We drove up to meet her friends and they were wonderful people to meet. We joined them at their home and then drove in to San Francisco to have dinner at a modern barbecue restaurant called Wexler. Roxy and I had seen the restaurant featured on a local PBS show called Check Please Bay Area - a show she would watch in college and laugh at. We had a wonderful meal. Roxy had the crab because she’d been really excited about crab lately. We went back to her friend’s place and chatted for a few hours, finally departing around midnight.
On the drive home Roxy was delighted with our day. She said it was the best she’d felt in a really long time. She was glad that I liked her new friends and said that they were the kind of people she wanted to have in her life and looked forward to moving to LA with me to make more of those kinds of friends. We got home and stared up at the stars in the cold night air for a moment.
We got in to bed and Roxy complained that she had a bit of a stomach ache. She wasn’t particularly bothered by it, just presumed it was a bit of indigestion. I asked where and placed my hand on her bare belly as she lay on her back. She said up higher, and it was a spot just below her ribs I rubbed the area and asked if that made it feel better. She said yes. I caressed the rest of her belly and her last words to me where “I love it when you touch my belly. I really love my belly. Even though society tells me I shouldn’t, I love it.”

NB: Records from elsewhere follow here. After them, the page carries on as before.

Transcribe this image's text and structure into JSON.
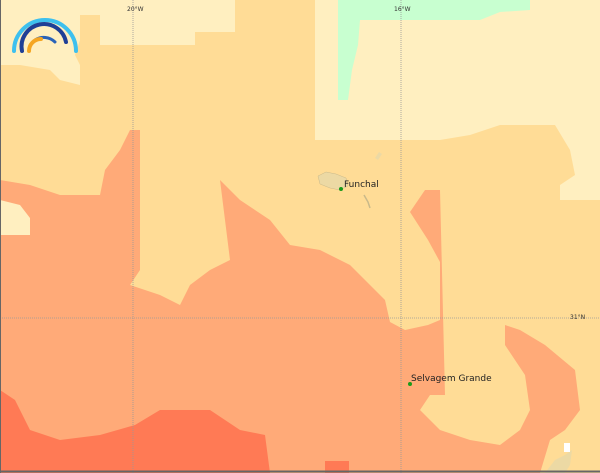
{
  "map": {
    "grid_labels": {
      "lon_left": "20°W",
      "lon_right": "16°W",
      "lat": "31°N"
    },
    "places": [
      {
        "name": "Funchal"
      },
      {
        "name": "Selvagem Grande"
      }
    ],
    "colors": {
      "lightest": "#ffefc0",
      "light": "#ffdc96",
      "medium": "#ffaa78",
      "high": "#ff7a55",
      "low": "#c8ffd0",
      "land": "#ecd9a4",
      "place_marker": "#1a9a1a"
    },
    "logo": "rainbow-arcs-logo"
  }
}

At some point, perhaps an hour later, she got up to go to the bathroom while I was mostly asleep. I found her there a few hours later and she had passed away. We’re awaiting the coroner’s report but at this point generally presume it was heart failure brought on by her medications.
Roxy was fighting hard to get through a rough patch to get to have the life she wanted to have and in her last day on earth, she was winning the fight.”